Saturday, August 25, 2007

2007 New York Korean Film Festival Review Round-up

Our School (Kim Myung-joon)



This documentary follows a year in the life of a Korean school in Hokkaido, Japan, one of 60 such schools in Japan that educate the third and fourth-generation ethnic Koreans born and raised in Japan. The schools were created after Korea’s liberation from Japanese colonization at the end of World War II. These schools have mainly been supported by North Korea since the country’s division after the Korean War. These schools are more than simply educational institutions: they are a source of national pride, a way for the students to discover their identity as Koreans, and also an escape from the discrimination they experience as Koreans in Japan. Because of the North Korean support, there is much talk of unification between the two Koreas, and a ritual for the 12th grade students is a trip to the “fatherland” of North Korea. This occasions an epiphany for the director while making this film. Since Kim is a South Korean citizen, he is not allowed to accompany the students on their trip to North Korea. “I understood for the first time in my life that my country is divided in two,” he remarks in a voiceover.

Kim examines in great depth the lives of the students and the various circumstances that have brought them to this school.
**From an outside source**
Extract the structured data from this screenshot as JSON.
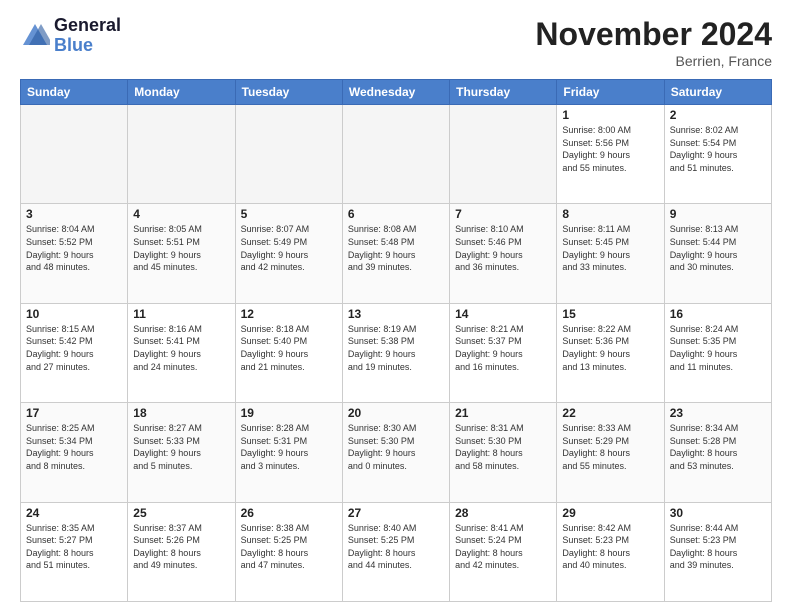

Korean schools have a very hard time in the larger Japanese society, since they are only considered vocational schools, and as such don’t count in the Japanese school system. These schools are also denied the tax benefits that Japanese schools get. Korean-school graduates wishing to go on to Japanese universities must take an extra exam in order to qualify for admission. Nevertheless, these schools afford many benefits for the students. They come to feel pride in their own identity, and they learn to not be ashamed of being Korean in a society that is often hostile to them. The final scenes, in which the graduating class tearfully bids farewell to their school, are very moving, and we feel their apprehension at having to leave this nurturing environment. (Aug. 26)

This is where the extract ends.